Le Baltimore Museum of Art (BMA) dans le Maryland, Etat qui jouxte la capitale fédérale américaine, abrite la plus grande collection publique d'oeuvres de Matisse au monde.

Fin 2019, un communiqué provoque une frénésie autour du musée, qui se retrouve dans les pages des grands médias nationaux: l'institution de Baltimore annonce s'engager à "acheter exclusivement des oeuvres de femmes" en 2020.

"Je pense que c'est une décision radicale et qui arrive à point nommé en 2020", dit à l'AFP Christopher Bedford, le directeur du musée.

Car c'est cette année que les Etats-Unis marquent les 100 ans de l'adoption du 19è amendement de la Constitution, qui garantit le droit de vote des femmes.

L'occasion pour le BMA de faire son examen de conscience.

Sur les plus de 95.000 objets figurant dans le musée, explique son directeur, 4% seulement sont l'oeuvre de femmes.

Or "nous sommes une institution largement construite par des femmes dirigeantes", dit Christopher Bedford. La première directrice fut une femme, et c'est grâce aux soeurs Cone - des collectionneuses de Baltimore - et à leur amitié avec Henri Matisse que le musée est aussi richement doté d'oeuvres de l'artiste français.

- Siècles de discrimination -

Le BMA va donc consacrer cette année près de 2,5 millions de dollars à acquérir des oeuvres de femmes. Il entend aussi réorganiser plusieurs de ses galeries pour mieux mettre en valeur les femmes, et organisera une vingtaine d'expositions de femmes artistes.
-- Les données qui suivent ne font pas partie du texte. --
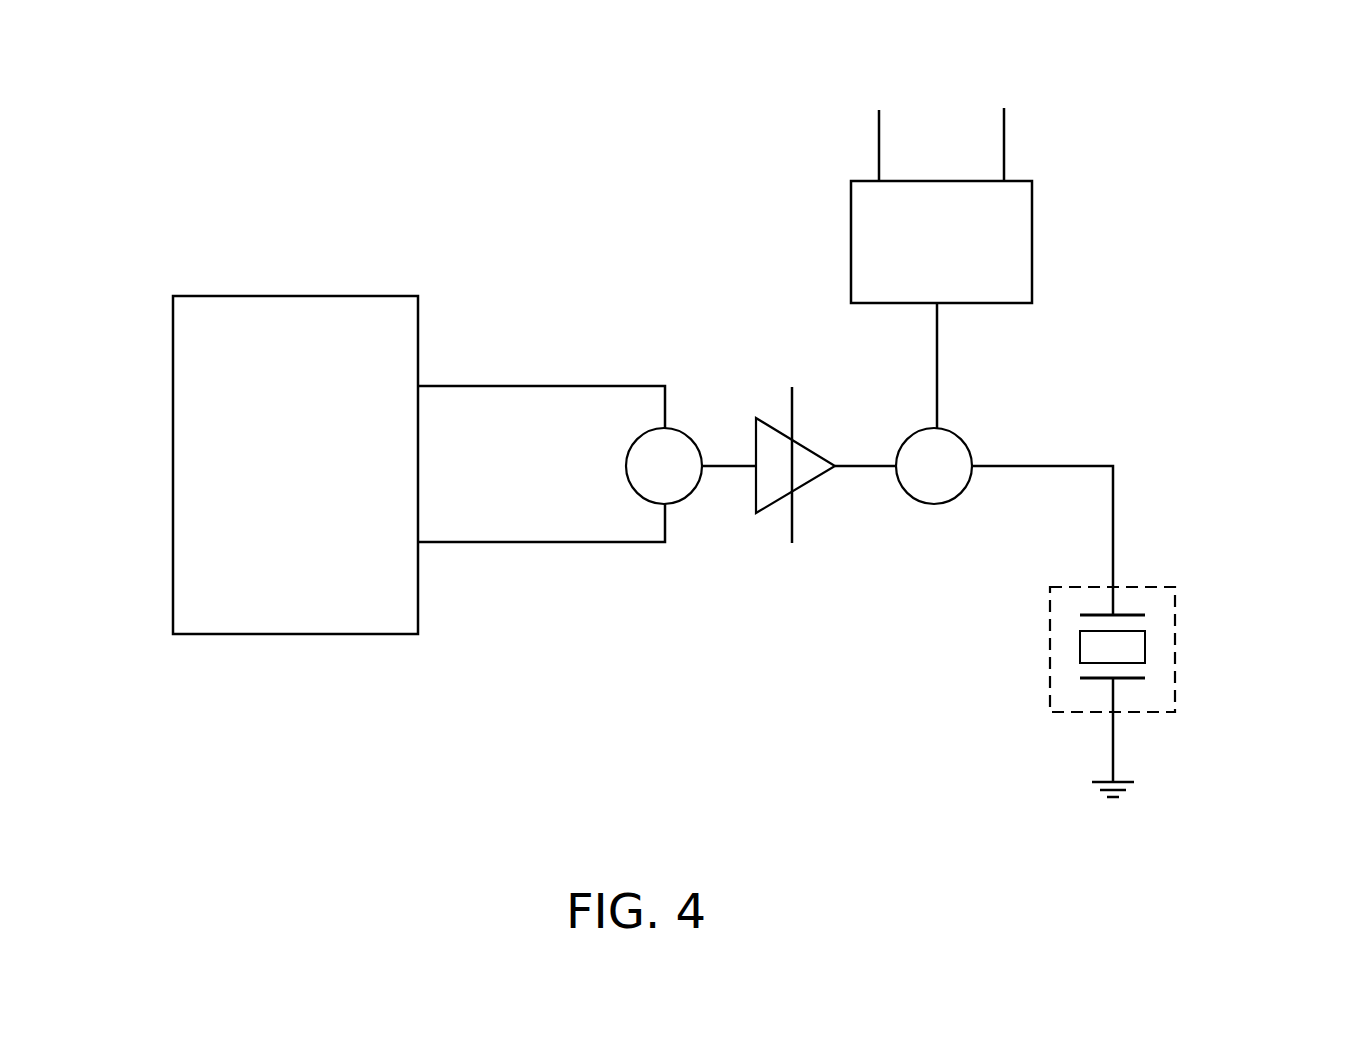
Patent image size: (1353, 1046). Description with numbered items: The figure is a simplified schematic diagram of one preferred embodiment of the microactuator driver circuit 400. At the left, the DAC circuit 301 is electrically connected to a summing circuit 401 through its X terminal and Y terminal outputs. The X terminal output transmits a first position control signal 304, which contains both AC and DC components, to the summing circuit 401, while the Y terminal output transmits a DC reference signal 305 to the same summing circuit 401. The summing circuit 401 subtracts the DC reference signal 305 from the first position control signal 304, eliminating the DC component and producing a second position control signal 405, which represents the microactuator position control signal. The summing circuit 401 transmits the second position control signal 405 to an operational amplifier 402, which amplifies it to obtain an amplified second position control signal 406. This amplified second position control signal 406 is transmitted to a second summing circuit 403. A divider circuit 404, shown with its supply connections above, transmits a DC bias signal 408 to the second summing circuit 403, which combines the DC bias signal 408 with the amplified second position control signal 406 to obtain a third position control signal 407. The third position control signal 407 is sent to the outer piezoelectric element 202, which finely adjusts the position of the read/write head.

The microactuator driver circuit 400 is at (1157, 172).
The DAC circuit 301 is at (295, 465).
The first position control signal 304 is at (553, 384).
The DC reference signal 305 is at (553, 544).
The summing circuit 401 is at (664, 467).
The second position control signal 405 is at (728, 468).
The operational amplifier 402 is at (795, 469).
The amplified second position control signal 406 is at (866, 468).
The second summing circuit 403 is at (934, 451).
The divider circuit 404 is at (944, 193).
The DC bias signal 408 is at (937, 335).
The third position control signal 407 is at (1027, 468).
The outer piezoelectric element 202 is at (1050, 612).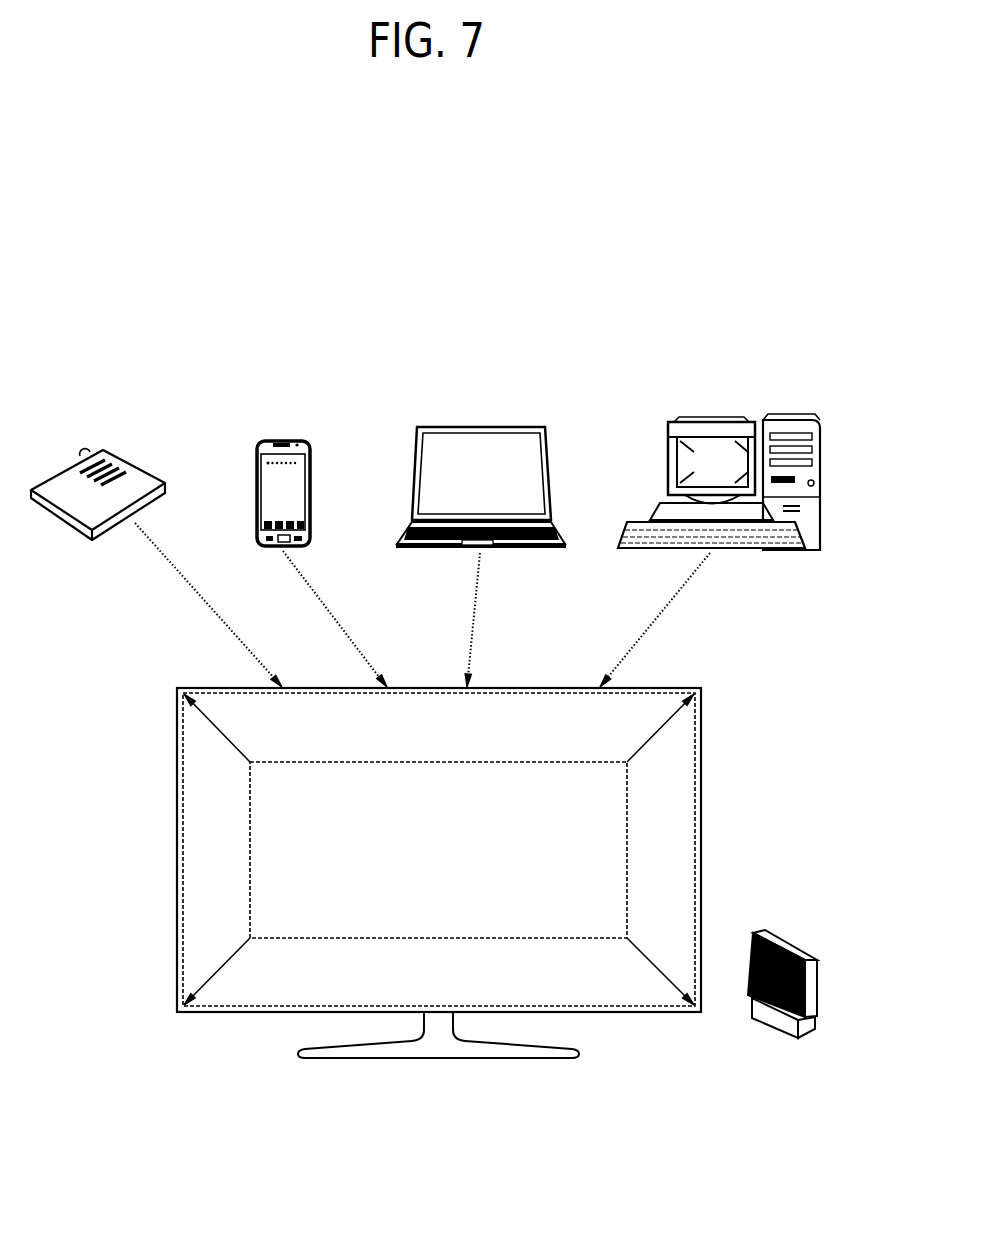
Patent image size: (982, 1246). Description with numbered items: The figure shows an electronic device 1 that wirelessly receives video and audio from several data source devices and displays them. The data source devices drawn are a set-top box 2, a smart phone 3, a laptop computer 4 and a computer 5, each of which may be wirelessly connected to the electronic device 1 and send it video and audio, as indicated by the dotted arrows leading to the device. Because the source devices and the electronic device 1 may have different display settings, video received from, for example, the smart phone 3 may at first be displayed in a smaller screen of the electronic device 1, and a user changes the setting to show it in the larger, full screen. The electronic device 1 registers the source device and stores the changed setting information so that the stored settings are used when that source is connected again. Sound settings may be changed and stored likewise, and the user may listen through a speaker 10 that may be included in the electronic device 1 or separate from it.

The electronic device 1 is at (702, 716).
The set-top box 2 is at (99, 450).
The smart phone 3 is at (283, 440).
The laptop computer 4 is at (478, 426).
The computer 5 is at (712, 418).
The speaker 10 is at (773, 1036).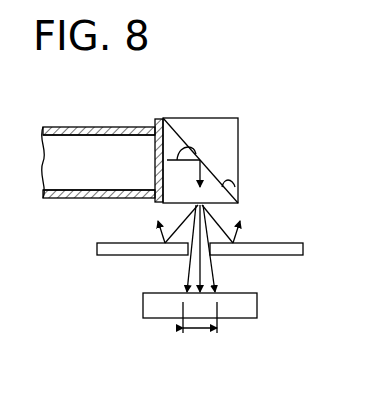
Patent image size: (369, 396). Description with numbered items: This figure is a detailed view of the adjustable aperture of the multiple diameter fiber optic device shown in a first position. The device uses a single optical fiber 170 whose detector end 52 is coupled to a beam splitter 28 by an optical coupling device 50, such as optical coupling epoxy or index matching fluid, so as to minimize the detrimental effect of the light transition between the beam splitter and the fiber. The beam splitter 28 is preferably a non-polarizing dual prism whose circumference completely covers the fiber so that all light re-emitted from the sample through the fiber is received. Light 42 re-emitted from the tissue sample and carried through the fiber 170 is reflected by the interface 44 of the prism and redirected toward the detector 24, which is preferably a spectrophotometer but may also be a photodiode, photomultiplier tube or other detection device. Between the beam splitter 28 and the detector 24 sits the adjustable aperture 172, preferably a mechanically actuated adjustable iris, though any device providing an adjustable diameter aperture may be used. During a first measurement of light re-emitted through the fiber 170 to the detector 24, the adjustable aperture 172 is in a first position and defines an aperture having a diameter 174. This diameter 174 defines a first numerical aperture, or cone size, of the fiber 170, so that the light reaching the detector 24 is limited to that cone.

The optical fiber 170 is at (62, 145).
The optical coupling device 50 is at (158, 127).
The detector end 52 is at (70, 183).
The beam splitter 28 is at (212, 128).
The light 42 is at (188, 147).
The interface 44 is at (235, 187).
The adjustable aperture 172 is at (115, 256).
The detector 24 is at (248, 305).
The diameter 174 is at (196, 333).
Mais il continuera à accepter les oeuvres d'hommes qu'il recevra sous forme de dons.

Loin d'être une particularité du BMA, la disproportion flagrante entre hommes et femmes dans les collections muséales est la norme, et la notoriété d'artistes comme Elisabeth Vigée Le Brun, Frida Kahlo ou Louise Bourgeois est l'exception. 

Une étude publiée en 2019 dans la revue Plos-One, passant en revue les catalogues de 18 musées américains majeurs, montre que 87% des artistes y figurant sont des hommes.
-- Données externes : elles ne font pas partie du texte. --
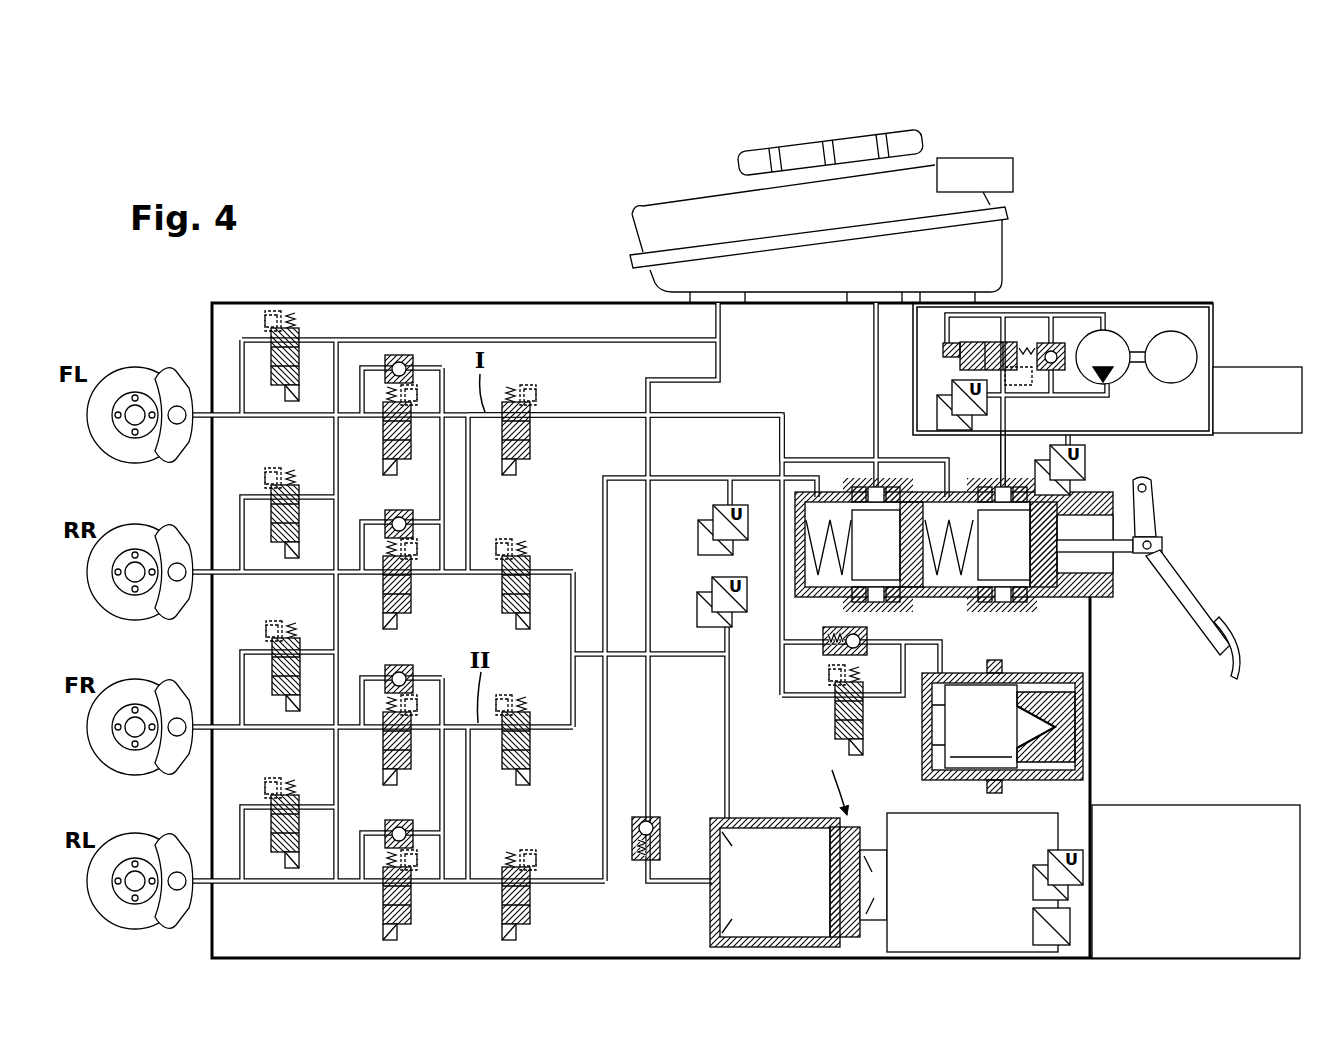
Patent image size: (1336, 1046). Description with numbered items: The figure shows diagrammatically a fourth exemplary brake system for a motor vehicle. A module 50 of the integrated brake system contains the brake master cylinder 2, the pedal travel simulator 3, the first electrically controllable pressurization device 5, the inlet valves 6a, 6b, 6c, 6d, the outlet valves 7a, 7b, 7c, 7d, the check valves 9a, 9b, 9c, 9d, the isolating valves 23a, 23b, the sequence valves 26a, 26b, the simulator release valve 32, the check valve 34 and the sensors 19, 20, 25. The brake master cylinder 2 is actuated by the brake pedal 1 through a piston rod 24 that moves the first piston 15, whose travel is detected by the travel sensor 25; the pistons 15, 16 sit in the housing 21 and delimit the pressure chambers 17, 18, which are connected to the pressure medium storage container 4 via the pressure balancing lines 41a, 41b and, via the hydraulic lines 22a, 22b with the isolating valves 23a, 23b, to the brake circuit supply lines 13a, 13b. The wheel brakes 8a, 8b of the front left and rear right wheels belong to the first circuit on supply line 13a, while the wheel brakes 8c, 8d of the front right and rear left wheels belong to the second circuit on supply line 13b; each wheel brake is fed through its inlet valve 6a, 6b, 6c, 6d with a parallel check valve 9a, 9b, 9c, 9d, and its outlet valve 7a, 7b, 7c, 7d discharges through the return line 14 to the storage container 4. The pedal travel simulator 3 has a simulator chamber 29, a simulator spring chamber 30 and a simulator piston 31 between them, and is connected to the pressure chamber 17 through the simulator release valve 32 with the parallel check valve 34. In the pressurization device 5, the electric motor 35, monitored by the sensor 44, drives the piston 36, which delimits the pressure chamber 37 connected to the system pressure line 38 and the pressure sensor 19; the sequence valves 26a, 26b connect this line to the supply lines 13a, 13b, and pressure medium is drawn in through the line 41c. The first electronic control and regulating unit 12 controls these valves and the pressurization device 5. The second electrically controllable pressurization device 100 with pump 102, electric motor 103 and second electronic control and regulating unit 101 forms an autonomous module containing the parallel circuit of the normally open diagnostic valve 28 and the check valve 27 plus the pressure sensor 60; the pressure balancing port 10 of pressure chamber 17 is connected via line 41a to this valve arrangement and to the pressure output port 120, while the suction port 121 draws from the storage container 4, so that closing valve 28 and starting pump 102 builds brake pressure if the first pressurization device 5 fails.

The brake pedal 1 is at (1192, 598).
The brake master cylinder 2 is at (954, 535).
The pedal travel simulator 3 is at (1019, 732).
The pressure medium storage container 4 is at (660, 215).
The first electrically controllable pressurization device 5 is at (834, 780).
The inlet valve 6a is at (383, 435).
The inlet valve 6b is at (383, 590).
The inlet valve 6c is at (383, 745).
The inlet valve 6d is at (383, 902).
The outlet valve 7a is at (300, 338).
The outlet valve 7b is at (300, 492).
The outlet valve 7c is at (301, 644).
The outlet valve 7d is at (301, 800).
The wheel brake 8a is at (175, 382).
The wheel brake 8b is at (175, 539).
The wheel brake 8c is at (175, 694).
The wheel brake 8d is at (175, 848).
The check valve 9a is at (400, 353).
The check valve 9b is at (405, 510).
The check valve 9c is at (405, 666).
The check valve 9d is at (405, 821).
The pressure balancing port 10 is at (1001, 466).
The first electronic control and regulating unit 12 is at (1234, 805).
The brake circuit supply line 13a is at (471, 508).
The brake circuit supply line 13b is at (471, 828).
The return line 14 is at (545, 337).
The piston 15 is at (1043, 572).
The piston 16 is at (915, 577).
The pressure chamber 17 is at (955, 575).
The pressure chamber 18 is at (835, 520).
The pressure sensor 19 is at (737, 618).
The sensor 20 is at (742, 503).
The housing 21 is at (1092, 640).
The hydraulic line 22a is at (628, 413).
The hydraulic line 22b is at (610, 850).
The isolating valve 23a is at (531, 438).
The isolating valve 23b is at (531, 903).
The piston rod 24 is at (1122, 548).
The travel sensor 25 is at (1090, 455).
The sequence valve 26a is at (531, 592).
The sequence valve 26b is at (531, 765).
The check valve 27 is at (1063, 342).
The diagnostic valve 28 is at (1003, 341).
The simulator chamber 29 is at (930, 748).
The simulator spring chamber 30 is at (1035, 768).
The simulator piston 31 is at (970, 727).
The simulator release valve 32 is at (835, 713).
The check valve 34 is at (824, 654).
The electric motor 35 is at (1040, 832).
The piston 36 is at (825, 827).
The pressure chamber 37 is at (765, 862).
The system pressure line 38 is at (685, 652).
The pressure balancing line 41a is at (1005, 458).
The pressure balancing line 41b is at (874, 325).
The line 41c is at (722, 362).
The sensor 44 is at (1085, 870).
The module 50 is at (476, 300).
The pressure sensor 60 is at (950, 390).
The second electrically controllable pressurization device 100 is at (1183, 301).
The second electronic control and regulating unit 101 is at (1270, 367).
The pump 102 is at (1122, 340).
The electric motor 103 is at (1198, 357).
The pressure output port 120 is at (1108, 380).
The suction port 121 is at (1105, 330).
Et de 2008 à 2018, sur les 260.470 oeuvres acquises par 26 grands musées américains, 29.247 seulement étaient celles de femmes, soit 11%, selon une enquête de la compagnie Artnet et du podcast In Other Words.

Le résultat d'une discrimination, à la fois consciente et inconsciente, vieille de plusieurs siècles, selon Christopher Bedford. "Et à moins de dénoncer cette habitude et de trouver un moyen de lutter contre, on n'aura jamais de musée véritablement équitable".

- "Un début" -

L'initiative du BMA a été saluée par beaucoup comme "une bonne idée". Ce qui n'a pas empêché les interrogations. 

Teri Henderson, organisatrice d'expositions basée à Baltimore, dit ainsi se méfier du mot "radical" mis en avant par le musée.

"Je constate que des organisations et institutions utilisent le terme +radical+ comme un mot à la mode sans, en fait, mettre en oeuvre de programme ou d'effort qui soit vraiment radical", déclare-t-elle à l'AFP.

"Ce que je sais, c'est qu'une année d'acquisitions (...) ne peut pas rectifier le déséquilibre dans le monde des arts et des musées". Cela "pourrait être un premier pas, mais c'est un pas minuscule", ajoute-t-elle.

Christopher Bedford en convient. L'initiative du BMA, affirme-t-il, n'est qu'"un début".

"J'espère que notre décision fera boule de neige (...). Il s'agit d'un acte destiné à éveiller les consciences. Il est censé précipiter une action sans fin dans cette direction", insiste-t-il, en promettant de publier un bilan de l'opération une fois l'année écoulée.

Mais pour Teri Henderson, aucun changement réel ne pourra être provoqué sans "des pas géants". Parmi ceux-là, il faut, estime-t-elle, que les musées investissent "dans des artistes vivants qui résident et travaillent dans les zones environnantes" s'ils veulent refléter toute la richesse et la diversité de l'art aujourd'hui. 

"Arrêtez d'acheter de l'art qui n'est pas bon juste parce qu'il est fait par des artistes blancs connus. Commencez à prendre des risques et à investir dans des artistes noirs et de couleur vivants", lance-t-elle.